Media

12-Jan-2012

The Hindu | Enter the golden imagination

The internationally acclaimed The Golden Dragon will be performed at Jagriti from today.Following the successful staging of Lysistrata, Jagriti Theatre is now set to stage The Golden Dragon, as part of its ongoing theatre festival. A tragicomic tale of globalisation, set in your local Thai\ Chinese\ Vietnamese takeaway, The Golden Dragon— which will be performed by the Olivier Award winning Actors’ Touring Company (TCA) Touring Company, UK, at Jagriti Theatre — received critical acclaim at The Edinburgh Festival. Written by the well-known German playwright Roland Schimmelphennig and translated by David Tushingham, “The Golden Dragon” is a theatrical fable that is placed within larger socio-economic issues of modern society and migration.

The play, in director Ramin Gray’s words, is “like looking down a telescope from the wrong end.” He hopes that the audience “will get a new, strange and wonderful perspective on how you see us Europeans looking at the world.” Writing the script wasn’t a long-drawn out process, it happened quite naturally. “The play already existed and had premiered in Vienna in 2009. So we only rehearsed for four weeks in London before opening in Plymouth last April. Clearly the Company have been playing the show for some time now and there have been some good developments in the work over that time.”

Critics have observed that though the play deals with migrants, the cast is all-white. “The playwright asks the actors to make imaginative leaps as they take on roles that are distant to them in terms of age, gender, ethnicity and at times even species,” says Ramin.

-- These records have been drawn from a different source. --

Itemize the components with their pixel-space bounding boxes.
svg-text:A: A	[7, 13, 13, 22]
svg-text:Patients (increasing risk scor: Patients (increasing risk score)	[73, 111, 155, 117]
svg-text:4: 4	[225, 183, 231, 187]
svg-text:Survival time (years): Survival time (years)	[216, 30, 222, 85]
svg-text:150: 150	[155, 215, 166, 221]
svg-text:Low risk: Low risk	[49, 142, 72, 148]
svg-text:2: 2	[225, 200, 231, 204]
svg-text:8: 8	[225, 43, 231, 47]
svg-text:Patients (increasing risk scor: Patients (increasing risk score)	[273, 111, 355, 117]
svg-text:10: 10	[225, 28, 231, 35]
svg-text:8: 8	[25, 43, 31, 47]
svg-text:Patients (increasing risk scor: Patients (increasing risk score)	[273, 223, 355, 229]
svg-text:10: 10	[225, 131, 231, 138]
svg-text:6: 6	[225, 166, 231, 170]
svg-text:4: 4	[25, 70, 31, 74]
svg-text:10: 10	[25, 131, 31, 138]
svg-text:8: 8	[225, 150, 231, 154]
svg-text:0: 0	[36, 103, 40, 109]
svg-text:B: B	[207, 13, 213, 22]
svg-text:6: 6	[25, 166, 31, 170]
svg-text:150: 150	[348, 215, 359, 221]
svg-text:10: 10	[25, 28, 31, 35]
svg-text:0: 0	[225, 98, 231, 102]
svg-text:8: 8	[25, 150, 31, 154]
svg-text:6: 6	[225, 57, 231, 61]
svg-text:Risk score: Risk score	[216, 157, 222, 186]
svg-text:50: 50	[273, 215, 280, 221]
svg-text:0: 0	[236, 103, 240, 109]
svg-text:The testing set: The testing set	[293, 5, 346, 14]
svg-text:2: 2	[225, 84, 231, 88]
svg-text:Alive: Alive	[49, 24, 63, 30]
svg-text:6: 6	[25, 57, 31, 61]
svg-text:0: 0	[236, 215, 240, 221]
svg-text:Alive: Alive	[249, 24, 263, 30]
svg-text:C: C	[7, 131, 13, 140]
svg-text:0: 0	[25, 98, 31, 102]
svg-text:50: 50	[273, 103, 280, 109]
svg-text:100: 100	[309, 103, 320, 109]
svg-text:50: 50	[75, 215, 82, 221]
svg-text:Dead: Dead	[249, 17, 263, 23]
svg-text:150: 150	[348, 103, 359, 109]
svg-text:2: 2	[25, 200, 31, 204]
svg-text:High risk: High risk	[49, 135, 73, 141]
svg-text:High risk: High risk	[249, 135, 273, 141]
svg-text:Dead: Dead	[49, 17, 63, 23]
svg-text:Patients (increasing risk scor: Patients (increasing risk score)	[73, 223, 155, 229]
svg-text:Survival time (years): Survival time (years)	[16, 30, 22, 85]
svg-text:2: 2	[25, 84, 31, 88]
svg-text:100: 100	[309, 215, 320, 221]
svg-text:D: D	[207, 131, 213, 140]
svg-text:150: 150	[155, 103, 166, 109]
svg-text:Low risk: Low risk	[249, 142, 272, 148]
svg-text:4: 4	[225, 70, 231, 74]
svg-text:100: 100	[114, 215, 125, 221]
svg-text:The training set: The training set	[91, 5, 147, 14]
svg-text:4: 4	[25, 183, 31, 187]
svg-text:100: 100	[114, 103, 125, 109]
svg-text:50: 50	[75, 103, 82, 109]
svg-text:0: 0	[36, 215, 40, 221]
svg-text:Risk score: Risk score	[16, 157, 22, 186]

“It’s clear from the writing that none of the actors should be playing ‘themselves’—by which I mean, a young white man shouldn’t be played by the young white actor. And so if we’d cast Chinese actors, at some point they would have been playing ‘themselves’ and that would have robbed the play of one of its key features, that the actors, like the audience, are encouraged to put themselves in the place of the distant other.”

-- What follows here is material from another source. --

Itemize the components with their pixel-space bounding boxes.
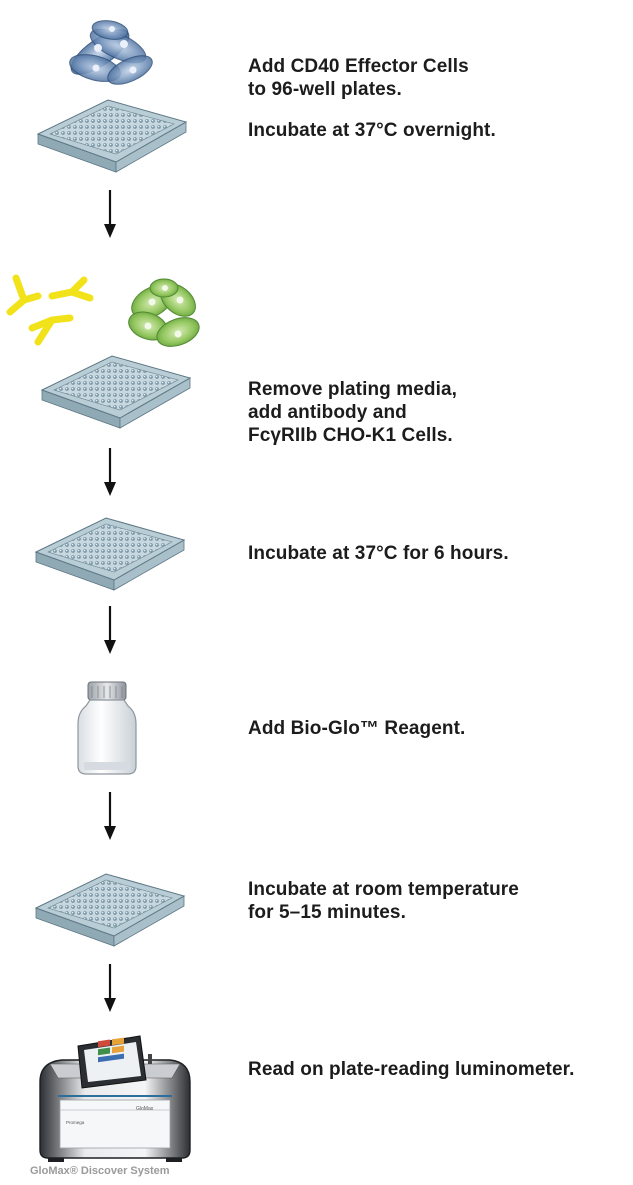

There is an India link too. One of the cast members, 79-year-old Annie Firbank was born in India. This, as Ramin describes, is “a very special moment for us to feel we are taking Annie back home in a strange way. Of course her story of migration to England is totally different to the story in the play but nevertheless there is a sense in which she moved from one culture to another and it’s wonderful for us to travel back to India with her.”